Super Hi International Faces Troubling Q4 with $15.5 Million Loss Despite Revenue Growth!
2025-03-26
Author: Li
SINGAPORE - Super Hi International, the operator behind Haidilao's global franchise, reported a surprising net loss of US$11.6 million (S$15.5 million) for the fourth quarter ending December 31, 2024. This stands in stark contrast to a net profit of US$23.3 million during the same quarter last year.
This setback comes even as Super Hi experienced a revenue surge, with a 10.4% year-on-year increase, bringing their earnings to US$208.8 million. Operating income also saw a significant rise of 44.6%, reaching US$17.5 million. The company attributed its financial woes primarily to a massive US$40.4 million net foreign exchange loss due to the depreciation of local currencies against the US dollar.

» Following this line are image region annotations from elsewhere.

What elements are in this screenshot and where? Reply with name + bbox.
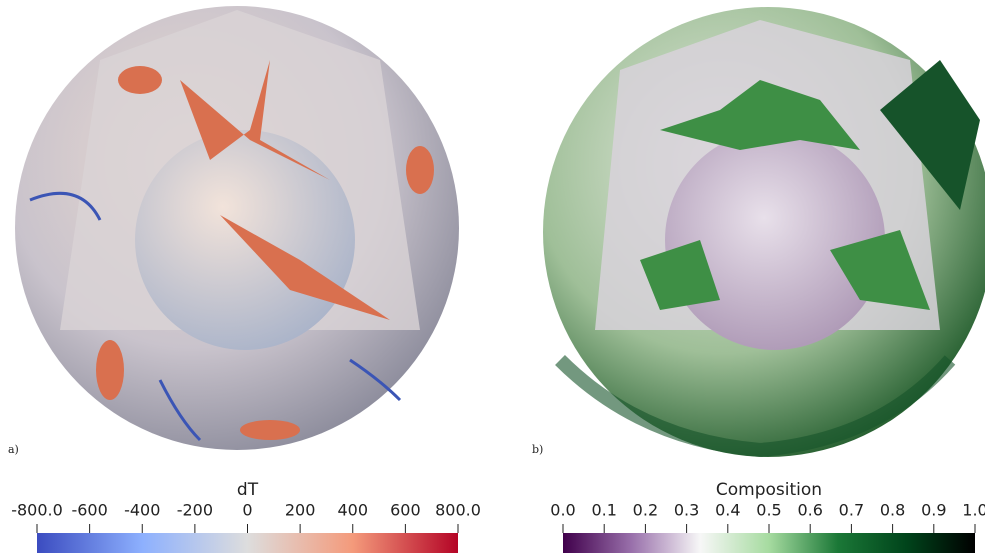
panel-label: a) (8, 443, 19, 456)
tick-label: 0.7 (839, 501, 864, 520)
tick-label: 0.1 (591, 501, 616, 520)
tick-label: -400 (124, 501, 160, 520)
tick-label: 0.3 (674, 501, 699, 520)
tick-label: -200 (177, 501, 213, 520)
colorbar-title: Composition (716, 480, 822, 500)
figure: a) dT -800.0 -600 -400 -200 0 200 400 600 800.0 b) C… (0, 0, 985, 554)
tick-label: 400 (337, 501, 368, 520)
colorbar-title: dT (237, 480, 259, 500)
page: a) dT -800.0 -600 -400 -200 0 200 400 600 800.0 b) C… (0, 0, 985, 554)
tick-label: 0.4 (715, 501, 740, 520)
tick-label: 0 (242, 501, 252, 520)
annotations: a) dT -800.0 -600 -400 -200 0 200 400 600 800.0 b) C… (8, 443, 985, 553)
tick-label: 0.2 (633, 501, 658, 520)
tick-label: 0.6 (797, 501, 822, 520)
tick-label: 800.0 (435, 501, 481, 520)
tick-label: -800.0 (11, 501, 63, 520)
tick-label: -600 (71, 501, 107, 520)
panel-label: b) (532, 443, 543, 456)
tick-label: 0.0 (550, 501, 575, 520)
sphere-b (543, 7, 985, 457)
tick-label: 1.0 (962, 501, 985, 520)
tick-label: 600 (390, 501, 421, 520)
tick-label: 200 (285, 501, 316, 520)
colorbar (563, 533, 975, 553)
colorbar (37, 533, 458, 553)
tick-label: 0.8 (880, 501, 905, 520)
tick-label: 0.9 (921, 501, 946, 520)
tick-label: 0.5 (756, 501, 781, 520)
sphere-a (15, 6, 459, 450)
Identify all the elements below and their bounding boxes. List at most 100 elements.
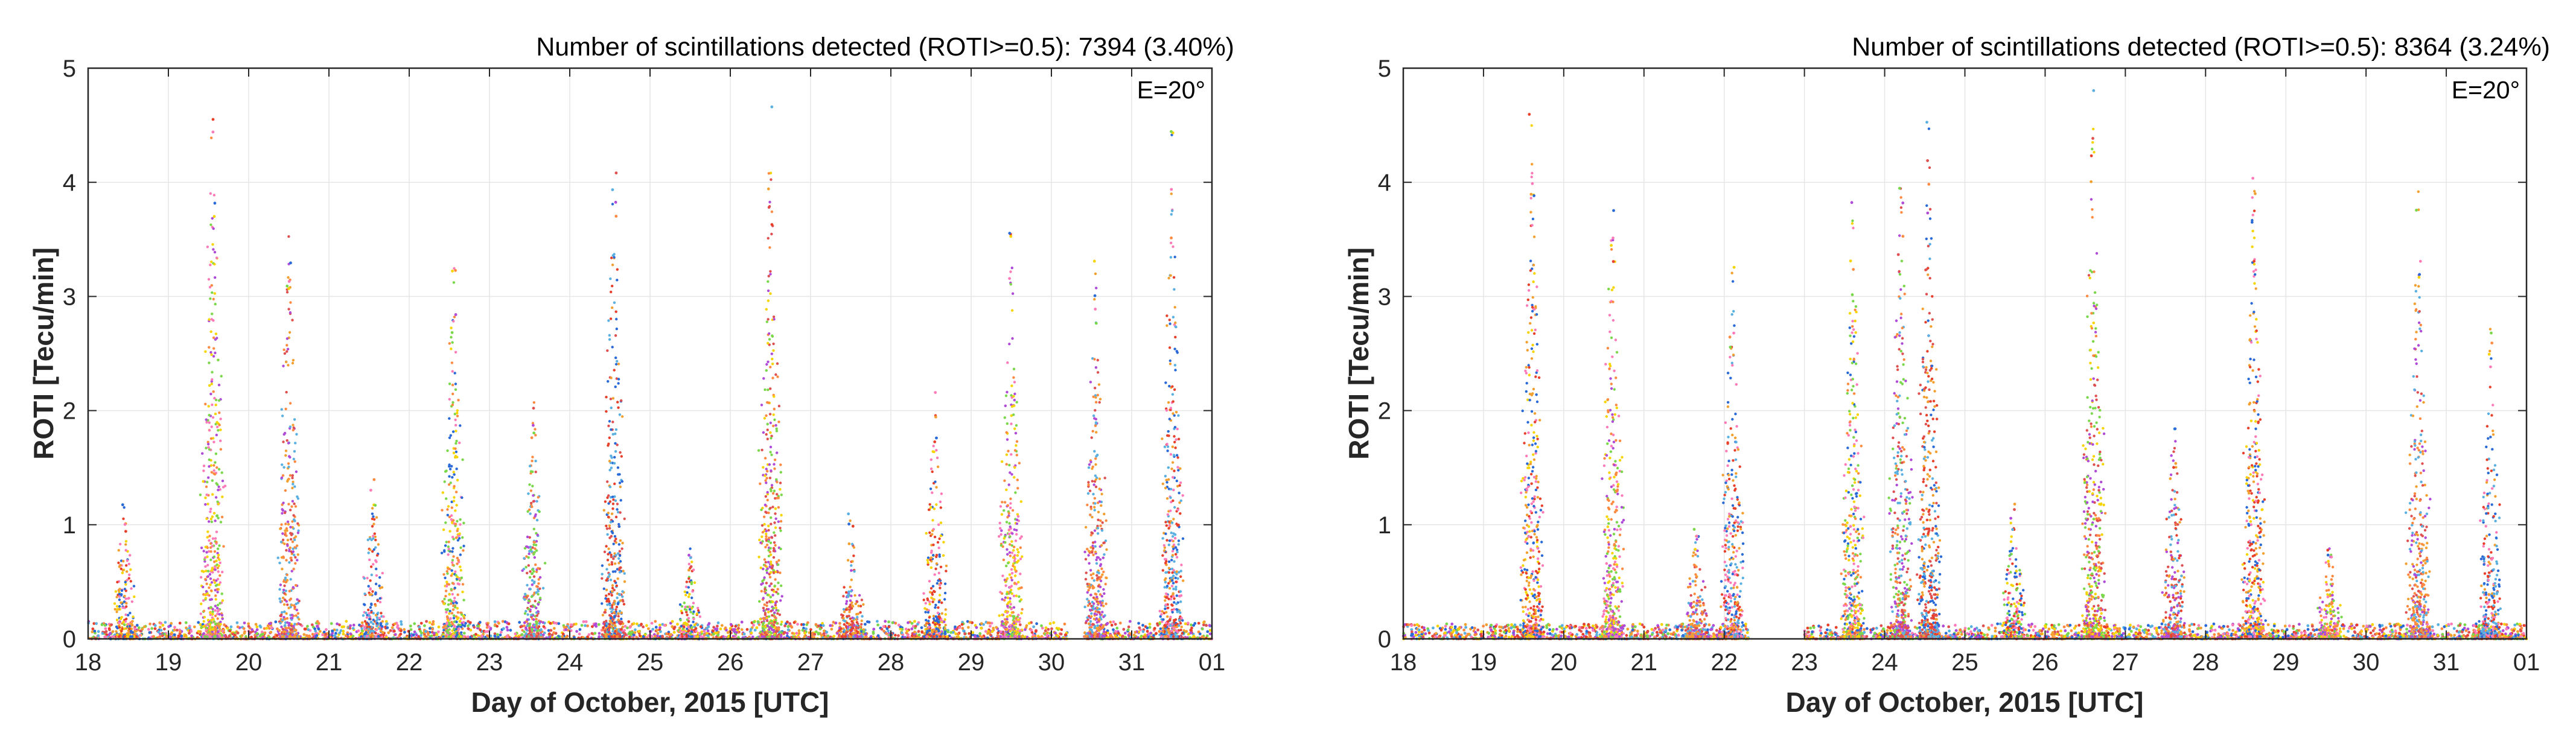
left-data-point — [496, 624, 499, 628]
left-data-point — [279, 541, 283, 544]
left-data-point — [826, 634, 830, 638]
left-data-point — [444, 576, 447, 580]
left-data-point — [442, 629, 445, 632]
left-data-point — [263, 631, 267, 635]
left-data-point — [291, 633, 294, 636]
left-data-point — [158, 626, 162, 629]
left-data-point — [342, 629, 345, 633]
left-data-point — [602, 587, 605, 591]
left-data-point — [325, 628, 328, 631]
left-data-point — [617, 612, 620, 615]
left-data-point — [817, 632, 820, 636]
left-data-point — [968, 621, 972, 624]
left-data-point — [289, 311, 292, 314]
left-data-point — [97, 630, 100, 633]
left-data-point — [374, 582, 378, 586]
left-data-point — [205, 551, 208, 554]
left-data-point — [100, 623, 104, 626]
left-data-point — [319, 630, 322, 633]
left-data-point — [604, 633, 608, 636]
left-data-point — [622, 600, 625, 603]
left-data-point — [605, 594, 608, 597]
left-data-point — [907, 621, 910, 624]
left-data-point — [103, 630, 107, 634]
left-data-point — [587, 633, 591, 636]
left-data-point — [456, 611, 459, 614]
left-data-point — [537, 566, 540, 570]
left-data-point — [304, 627, 307, 631]
left-data-point — [444, 635, 448, 638]
left-data-point — [537, 496, 540, 499]
left-data-point — [584, 620, 588, 623]
left-data-point — [204, 545, 208, 548]
left-data-point — [392, 629, 396, 633]
left-data-point — [614, 538, 617, 541]
left-data-point — [971, 631, 975, 634]
left-data-point — [250, 628, 254, 631]
left-data-point — [613, 253, 616, 256]
left-data-point — [236, 631, 240, 635]
left-data-point — [954, 632, 958, 636]
left-data-point — [269, 630, 273, 634]
left-data-point — [282, 588, 285, 592]
left-data-point — [1052, 621, 1056, 624]
left-data-point — [295, 470, 298, 474]
left-data-point — [375, 616, 378, 619]
left-data-point — [214, 351, 217, 355]
left-data-point — [213, 472, 217, 476]
left-data-point — [442, 528, 445, 531]
left-data-point — [302, 633, 306, 636]
left-data-point — [292, 550, 295, 553]
left-data-point — [123, 627, 126, 630]
left-data-point — [287, 465, 290, 469]
left-data-point — [507, 622, 511, 626]
left-data-point — [611, 263, 614, 267]
left-data-point — [287, 364, 290, 367]
left-data-point — [501, 620, 505, 623]
left-data-point — [299, 623, 302, 626]
left-data-point — [449, 434, 452, 437]
left-data-point — [549, 621, 552, 625]
left-data-point — [214, 519, 217, 522]
left-data-point — [440, 551, 444, 554]
left-data-point — [209, 223, 212, 226]
left-data-point — [281, 463, 284, 466]
left-data-point — [1185, 630, 1188, 633]
left-data-point — [366, 577, 369, 580]
left-data-point — [696, 623, 700, 627]
left-data-point — [289, 538, 293, 541]
left-data-point — [444, 608, 448, 611]
left-data-point — [283, 598, 287, 601]
left-data-point — [617, 378, 620, 381]
left-data-point — [610, 625, 613, 628]
left-data-point — [336, 622, 339, 626]
left-data-point — [988, 631, 991, 635]
left-data-point — [265, 627, 269, 630]
left-data-point — [315, 634, 319, 637]
left-data-point — [217, 489, 220, 492]
left-data-point — [188, 632, 191, 635]
left-data-point — [528, 626, 531, 630]
left-data-point — [1057, 627, 1060, 630]
left-data-point — [314, 629, 317, 633]
left-data-point — [528, 576, 532, 579]
left-data-point — [499, 630, 503, 634]
left-data-point — [606, 559, 610, 562]
left-data-point — [532, 401, 535, 404]
left-data-point — [740, 628, 744, 631]
left-data-point — [443, 549, 446, 552]
left-data-point — [284, 576, 287, 579]
left-data-point — [616, 268, 619, 271]
left-data-point — [287, 503, 290, 506]
left-data-point — [942, 620, 946, 623]
left-data-point — [279, 527, 282, 530]
left-data-point — [990, 621, 993, 625]
left-data-point — [606, 533, 609, 536]
left-data-point — [1198, 632, 1202, 636]
left-data-point — [876, 623, 879, 627]
left-data-point — [284, 454, 287, 457]
left-data-point — [1112, 620, 1115, 624]
left-data-point — [349, 635, 352, 638]
left-data-point — [212, 194, 216, 197]
left-data-point — [120, 589, 124, 592]
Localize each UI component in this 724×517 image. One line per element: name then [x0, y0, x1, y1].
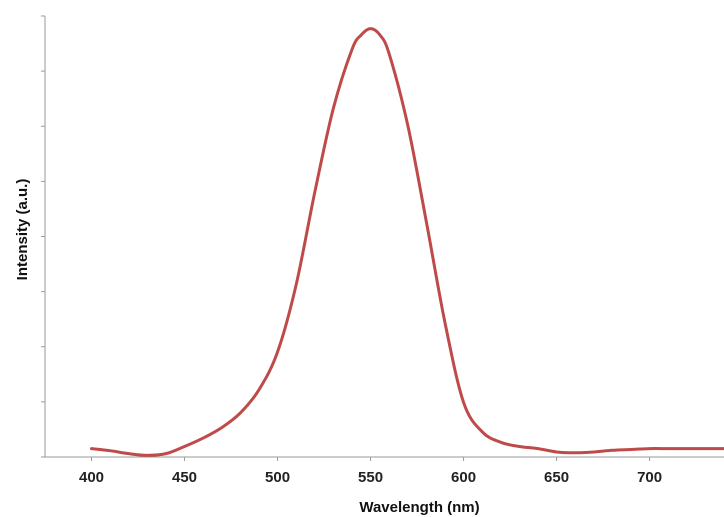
x-tick-label: 600	[451, 469, 476, 486]
x-tick-label: 700	[637, 469, 662, 486]
series-layer	[90, 27, 724, 457]
series-line-0	[90, 27, 724, 457]
x-axis-title: Wavelength (nm)	[359, 499, 479, 516]
x-tick-label: 500	[265, 469, 290, 486]
x-tick-label: 400	[79, 469, 104, 486]
y-axis-title: Intensity (a.u.)	[14, 179, 31, 281]
x-tick-label: 650	[544, 469, 569, 486]
y-ticks	[41, 15, 45, 458]
axes	[44, 16, 724, 458]
x-tick-label: 450	[172, 469, 197, 486]
x-tick-label: 550	[358, 469, 383, 486]
x-ticks: 400 450 500 550 600 650 700	[79, 457, 662, 486]
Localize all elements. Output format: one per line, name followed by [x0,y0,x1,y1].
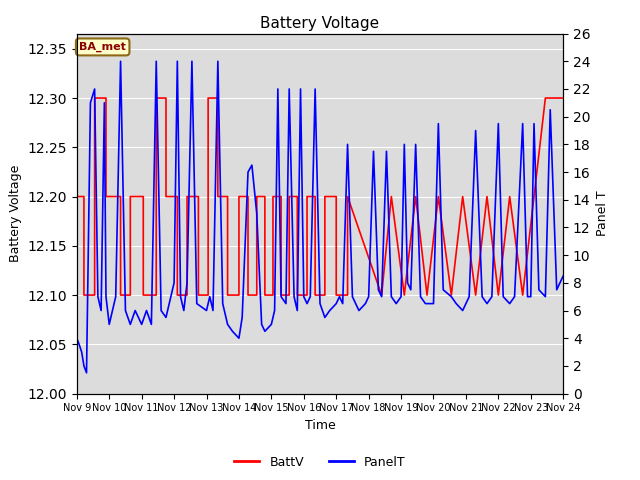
Text: BA_met: BA_met [79,42,126,52]
Y-axis label: Panel T: Panel T [596,191,609,237]
Title: Battery Voltage: Battery Voltage [260,16,380,31]
Legend: BattV, PanelT: BattV, PanelT [229,451,411,474]
X-axis label: Time: Time [305,419,335,432]
Y-axis label: Battery Voltage: Battery Voltage [9,165,22,262]
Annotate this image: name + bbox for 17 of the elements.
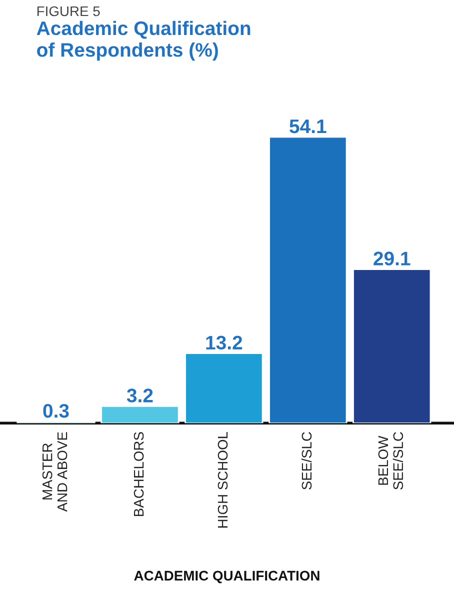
x-tick-label: MASTER AND ABOVE (42, 432, 68, 512)
x-tick-label: BACHELORS (134, 432, 144, 516)
x-tick-label: HIGH SCHOOL (218, 432, 228, 528)
data-label: 3.2 (126, 388, 153, 402)
x-tick-label: BELOW SEE/SLC (378, 432, 404, 490)
data-label: 29.1 (374, 252, 410, 266)
x-axis-title: ACADEMIC QUALIFICATION (134, 570, 320, 584)
caption: FIGURE 5 (37, 6, 100, 16)
chart-title: Academic Qualification of Respondents (%) (36, 20, 250, 61)
data-label: 13.2 (206, 336, 242, 350)
data-label: 0.3 (43, 404, 69, 418)
data-label: 54.1 (290, 120, 326, 134)
bar (268, 137, 348, 424)
bar (184, 352, 264, 424)
bar (352, 268, 432, 424)
bar (100, 406, 180, 424)
x-tick-label: SEE/SLC (301, 432, 312, 490)
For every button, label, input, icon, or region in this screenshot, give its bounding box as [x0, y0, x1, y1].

Despite these challenges, the Singapore-based restaurant operator, which is dual-listed on both the Hong Kong Stock Exchange and Nasdaq, remains optimistic about its growth trajectory. The company has been actively expanding its business and improving operational efficiencies, which contributed to the higher revenue figures.
In terms of earnings per share, the company reported a loss of two US cents in this latest quarter, a drastic change from a profit of four US cents in the previous year. Super Hi's financial performance was even more disheartening considering they had posted a profit of US$37.7 million in the third quarter of 2024, rebounding from a net loss of US$1.4 million in Q3 2023.
For the entirety of 2024, Super Hi’s total profit decreased by 15.4% year-on-year to US$21.4 million, significantly impacted by heightened net foreign exchange losses. However, the company's revenue did climb by 13.4% to US$778.3 million, alongside a 23.7% uptick in operating income, which amounted to US$53.3 million. This improvement was largely driven by economies of scale leading to reduced operational expenses and enhanced gross profit margins due to supply chain optimization.
Super Hi's chief executive Yang Lijuan expressed a commitment to further expand its Haidilao restaurant network while optimizing store layouts. The company also plans to "intensify support" for diversifying its business offerings and attracting a broader customer base in the coming year.
As of December 31, 2024, Super Hi operated 122 Haidilao outlets outside of China, with recent activity including the opening of two new locations and the closure of one. The chain welcomed 30 million patrons to its restaurants throughout 2024. Meanwhile, in China, the Haidilao group boasts a staggering 1,300 locations, contributing substantially to its overall brand strength.
In the face of fluctuating foreign exchange rates, Super Hi's resilience will undoubtedly be put to the test as they continue to navigate both local and international markets. Keep an eye on how this storied chain plans to rebound; the future of Haidilao may just depend on it!